Illustrant une nouvelle étape de l’évolution des Artùsans, ce quatrième CD ne porte pas de titre, si ce n’est le nom du groupe, pour l’occasion raccourci en ARTÙS, plus direct. La « familha » n’a cependant pas changé d’un iota depuis Drac. On y retrouve la fratrie BAUDOIN (Roman à la sonsaina ou vielle à roue alto, Mateù au chant, au vriulon (violon) et percussions et Tomàs au chant et à la boha, ou cornemuse landaise), Pairbon à la guitare baryton et Shape 2 à la batterie.

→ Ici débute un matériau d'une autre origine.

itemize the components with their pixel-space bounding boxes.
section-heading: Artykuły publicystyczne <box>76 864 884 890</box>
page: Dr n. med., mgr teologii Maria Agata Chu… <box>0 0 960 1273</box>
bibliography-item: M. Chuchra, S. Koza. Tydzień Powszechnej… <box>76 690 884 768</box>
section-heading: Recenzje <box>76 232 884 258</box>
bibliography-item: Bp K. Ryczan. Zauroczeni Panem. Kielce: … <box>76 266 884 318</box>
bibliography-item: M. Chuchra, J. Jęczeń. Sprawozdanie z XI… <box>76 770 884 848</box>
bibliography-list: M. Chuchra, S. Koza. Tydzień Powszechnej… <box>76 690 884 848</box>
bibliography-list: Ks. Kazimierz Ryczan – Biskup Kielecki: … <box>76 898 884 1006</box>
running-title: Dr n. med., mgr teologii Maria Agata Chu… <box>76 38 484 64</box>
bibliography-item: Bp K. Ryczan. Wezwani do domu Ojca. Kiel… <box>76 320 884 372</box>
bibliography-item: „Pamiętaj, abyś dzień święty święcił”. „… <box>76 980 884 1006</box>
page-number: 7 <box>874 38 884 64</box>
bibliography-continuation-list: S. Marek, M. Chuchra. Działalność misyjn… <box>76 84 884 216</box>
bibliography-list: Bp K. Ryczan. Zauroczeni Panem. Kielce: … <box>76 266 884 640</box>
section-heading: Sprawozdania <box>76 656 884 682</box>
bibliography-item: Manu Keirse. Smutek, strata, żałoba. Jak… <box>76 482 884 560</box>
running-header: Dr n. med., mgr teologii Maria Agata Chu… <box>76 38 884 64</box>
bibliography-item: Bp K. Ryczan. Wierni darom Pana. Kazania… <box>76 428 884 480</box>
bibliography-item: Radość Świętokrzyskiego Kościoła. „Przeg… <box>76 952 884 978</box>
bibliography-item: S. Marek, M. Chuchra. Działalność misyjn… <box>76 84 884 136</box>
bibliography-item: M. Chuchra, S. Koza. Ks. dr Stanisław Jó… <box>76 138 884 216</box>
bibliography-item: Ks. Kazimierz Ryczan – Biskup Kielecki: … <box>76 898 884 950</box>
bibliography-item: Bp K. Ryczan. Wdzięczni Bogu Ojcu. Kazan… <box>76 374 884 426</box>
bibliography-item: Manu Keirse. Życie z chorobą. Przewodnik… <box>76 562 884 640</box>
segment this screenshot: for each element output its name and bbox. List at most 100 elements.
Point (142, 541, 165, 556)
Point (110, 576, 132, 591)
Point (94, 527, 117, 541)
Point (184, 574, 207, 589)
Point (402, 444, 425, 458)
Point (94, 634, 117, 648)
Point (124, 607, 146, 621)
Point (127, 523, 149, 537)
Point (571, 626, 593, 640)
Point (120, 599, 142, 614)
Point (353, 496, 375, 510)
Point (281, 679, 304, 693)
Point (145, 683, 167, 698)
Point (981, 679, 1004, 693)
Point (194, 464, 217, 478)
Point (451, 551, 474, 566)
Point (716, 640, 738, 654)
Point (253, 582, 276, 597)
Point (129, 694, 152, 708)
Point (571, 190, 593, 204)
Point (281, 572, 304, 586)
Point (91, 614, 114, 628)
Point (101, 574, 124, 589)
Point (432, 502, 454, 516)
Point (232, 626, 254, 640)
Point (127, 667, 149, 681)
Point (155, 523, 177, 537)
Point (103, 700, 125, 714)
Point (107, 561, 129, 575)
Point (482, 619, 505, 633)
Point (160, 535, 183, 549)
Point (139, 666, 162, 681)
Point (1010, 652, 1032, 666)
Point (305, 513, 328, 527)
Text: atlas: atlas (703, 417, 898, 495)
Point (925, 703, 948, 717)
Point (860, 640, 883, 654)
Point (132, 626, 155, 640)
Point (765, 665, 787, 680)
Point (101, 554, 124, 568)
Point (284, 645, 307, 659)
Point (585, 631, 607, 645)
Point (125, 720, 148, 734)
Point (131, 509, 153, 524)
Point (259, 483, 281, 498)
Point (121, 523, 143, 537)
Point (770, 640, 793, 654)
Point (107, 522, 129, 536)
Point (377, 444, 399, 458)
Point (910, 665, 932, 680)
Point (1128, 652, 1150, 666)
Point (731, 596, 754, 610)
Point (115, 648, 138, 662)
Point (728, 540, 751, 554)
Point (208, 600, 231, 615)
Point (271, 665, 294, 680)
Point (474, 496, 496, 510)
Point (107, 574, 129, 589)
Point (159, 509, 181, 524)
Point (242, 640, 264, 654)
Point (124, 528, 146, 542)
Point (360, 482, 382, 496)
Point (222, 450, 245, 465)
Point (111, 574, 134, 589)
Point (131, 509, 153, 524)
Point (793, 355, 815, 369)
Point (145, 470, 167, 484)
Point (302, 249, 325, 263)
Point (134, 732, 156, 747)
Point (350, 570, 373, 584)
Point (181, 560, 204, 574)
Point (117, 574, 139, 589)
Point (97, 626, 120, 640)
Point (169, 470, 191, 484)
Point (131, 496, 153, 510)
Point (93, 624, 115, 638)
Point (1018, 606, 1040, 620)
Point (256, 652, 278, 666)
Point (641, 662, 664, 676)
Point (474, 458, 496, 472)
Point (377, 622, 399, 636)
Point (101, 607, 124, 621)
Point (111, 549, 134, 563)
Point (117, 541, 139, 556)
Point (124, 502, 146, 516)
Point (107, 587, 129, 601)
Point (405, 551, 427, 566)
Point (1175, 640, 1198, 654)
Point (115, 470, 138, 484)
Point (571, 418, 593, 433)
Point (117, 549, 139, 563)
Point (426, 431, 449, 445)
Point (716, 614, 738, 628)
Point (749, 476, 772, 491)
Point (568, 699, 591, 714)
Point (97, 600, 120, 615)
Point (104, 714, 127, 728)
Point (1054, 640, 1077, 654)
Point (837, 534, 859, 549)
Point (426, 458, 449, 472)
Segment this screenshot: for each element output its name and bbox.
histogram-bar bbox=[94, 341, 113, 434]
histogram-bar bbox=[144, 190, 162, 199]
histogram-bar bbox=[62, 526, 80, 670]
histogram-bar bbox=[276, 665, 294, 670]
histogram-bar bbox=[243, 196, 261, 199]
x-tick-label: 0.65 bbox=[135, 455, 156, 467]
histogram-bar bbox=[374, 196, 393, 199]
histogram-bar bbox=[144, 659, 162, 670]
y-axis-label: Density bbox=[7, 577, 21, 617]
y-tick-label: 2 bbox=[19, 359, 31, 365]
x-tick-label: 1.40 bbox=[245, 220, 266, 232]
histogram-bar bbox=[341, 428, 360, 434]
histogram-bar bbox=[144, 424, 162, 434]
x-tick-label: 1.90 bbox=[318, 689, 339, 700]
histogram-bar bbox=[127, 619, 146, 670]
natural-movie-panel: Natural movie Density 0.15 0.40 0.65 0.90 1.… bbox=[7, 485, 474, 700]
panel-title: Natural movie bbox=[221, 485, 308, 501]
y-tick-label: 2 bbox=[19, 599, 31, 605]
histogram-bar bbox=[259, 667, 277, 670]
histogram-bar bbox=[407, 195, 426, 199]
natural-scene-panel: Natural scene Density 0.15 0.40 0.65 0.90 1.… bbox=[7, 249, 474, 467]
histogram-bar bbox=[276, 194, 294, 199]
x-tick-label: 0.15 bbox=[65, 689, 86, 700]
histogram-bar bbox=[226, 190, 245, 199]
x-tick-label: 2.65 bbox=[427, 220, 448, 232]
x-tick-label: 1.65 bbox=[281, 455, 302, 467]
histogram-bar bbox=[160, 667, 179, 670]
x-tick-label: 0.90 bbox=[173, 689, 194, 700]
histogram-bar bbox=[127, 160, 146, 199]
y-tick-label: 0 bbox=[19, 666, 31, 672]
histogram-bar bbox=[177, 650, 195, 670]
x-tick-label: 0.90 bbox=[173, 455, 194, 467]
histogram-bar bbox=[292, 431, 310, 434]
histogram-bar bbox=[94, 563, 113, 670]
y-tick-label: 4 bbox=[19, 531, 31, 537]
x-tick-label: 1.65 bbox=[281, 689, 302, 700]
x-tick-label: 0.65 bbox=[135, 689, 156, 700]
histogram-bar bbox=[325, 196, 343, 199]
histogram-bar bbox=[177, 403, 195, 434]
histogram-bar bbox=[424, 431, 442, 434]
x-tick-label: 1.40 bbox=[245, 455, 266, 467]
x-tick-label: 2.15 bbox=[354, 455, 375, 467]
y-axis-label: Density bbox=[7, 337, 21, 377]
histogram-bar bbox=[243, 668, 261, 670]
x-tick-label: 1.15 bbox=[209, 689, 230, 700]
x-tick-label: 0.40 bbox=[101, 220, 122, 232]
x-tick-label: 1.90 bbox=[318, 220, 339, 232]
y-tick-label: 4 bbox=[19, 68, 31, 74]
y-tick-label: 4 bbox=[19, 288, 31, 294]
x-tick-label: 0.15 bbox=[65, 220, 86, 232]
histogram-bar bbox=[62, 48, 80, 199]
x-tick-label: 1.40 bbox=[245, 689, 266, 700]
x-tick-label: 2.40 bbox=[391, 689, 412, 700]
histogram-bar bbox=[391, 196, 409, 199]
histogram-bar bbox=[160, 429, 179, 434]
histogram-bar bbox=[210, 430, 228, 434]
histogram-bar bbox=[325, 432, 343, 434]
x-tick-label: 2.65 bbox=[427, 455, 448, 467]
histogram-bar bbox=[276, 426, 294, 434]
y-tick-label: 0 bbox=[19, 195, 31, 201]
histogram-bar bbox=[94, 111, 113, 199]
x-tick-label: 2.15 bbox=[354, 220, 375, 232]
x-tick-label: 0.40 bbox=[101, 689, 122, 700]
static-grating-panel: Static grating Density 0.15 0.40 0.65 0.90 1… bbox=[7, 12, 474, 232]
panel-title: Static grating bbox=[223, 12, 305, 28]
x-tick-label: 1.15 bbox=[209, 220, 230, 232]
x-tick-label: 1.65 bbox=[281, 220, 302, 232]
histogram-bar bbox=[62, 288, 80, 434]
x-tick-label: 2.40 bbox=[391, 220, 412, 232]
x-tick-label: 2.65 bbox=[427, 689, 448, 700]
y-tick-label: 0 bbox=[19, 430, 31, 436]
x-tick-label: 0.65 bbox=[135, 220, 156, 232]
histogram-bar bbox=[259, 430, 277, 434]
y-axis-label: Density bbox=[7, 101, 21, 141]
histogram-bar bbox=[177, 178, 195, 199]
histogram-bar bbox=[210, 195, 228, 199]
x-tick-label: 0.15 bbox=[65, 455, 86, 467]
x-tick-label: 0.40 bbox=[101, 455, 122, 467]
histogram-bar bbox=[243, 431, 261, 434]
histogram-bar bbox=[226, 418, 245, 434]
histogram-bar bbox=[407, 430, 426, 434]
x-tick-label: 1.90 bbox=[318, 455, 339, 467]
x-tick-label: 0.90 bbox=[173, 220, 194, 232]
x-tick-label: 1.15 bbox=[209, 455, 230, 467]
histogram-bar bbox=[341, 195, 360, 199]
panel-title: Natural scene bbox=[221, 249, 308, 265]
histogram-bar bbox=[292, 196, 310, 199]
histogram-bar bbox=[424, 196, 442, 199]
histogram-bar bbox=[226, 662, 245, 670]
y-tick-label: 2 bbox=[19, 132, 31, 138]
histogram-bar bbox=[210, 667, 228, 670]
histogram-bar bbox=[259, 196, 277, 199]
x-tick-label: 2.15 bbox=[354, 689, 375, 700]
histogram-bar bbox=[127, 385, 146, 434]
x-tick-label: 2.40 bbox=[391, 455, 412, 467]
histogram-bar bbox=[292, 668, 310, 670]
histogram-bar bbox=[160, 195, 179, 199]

C’est une curieuse idée d’avoir choisi l’éponymie pour baptiser un album thématiquement consacré à l’œuvre du poète occitan Bernard MANCIET (disparu en 2005), célèbre pour son « parlar negre » (parler noir) typique des Landes, de Bayonne et du Sud-ouest de la Gironde. C’est même à une œuvre inédite de l’auteur landais que s’est attelé ARTÙS, Cantaplora, un recueil en trois cahiers de textes poétiques (cantaplora – ou chantepleure – désigne un genre de métaphore) inspirés des contes et légendes populaires des Landes collectés dans les années 1960 et mis en musique par Bernard MANCIET avec la collaboration de Hubert CAHUZAC.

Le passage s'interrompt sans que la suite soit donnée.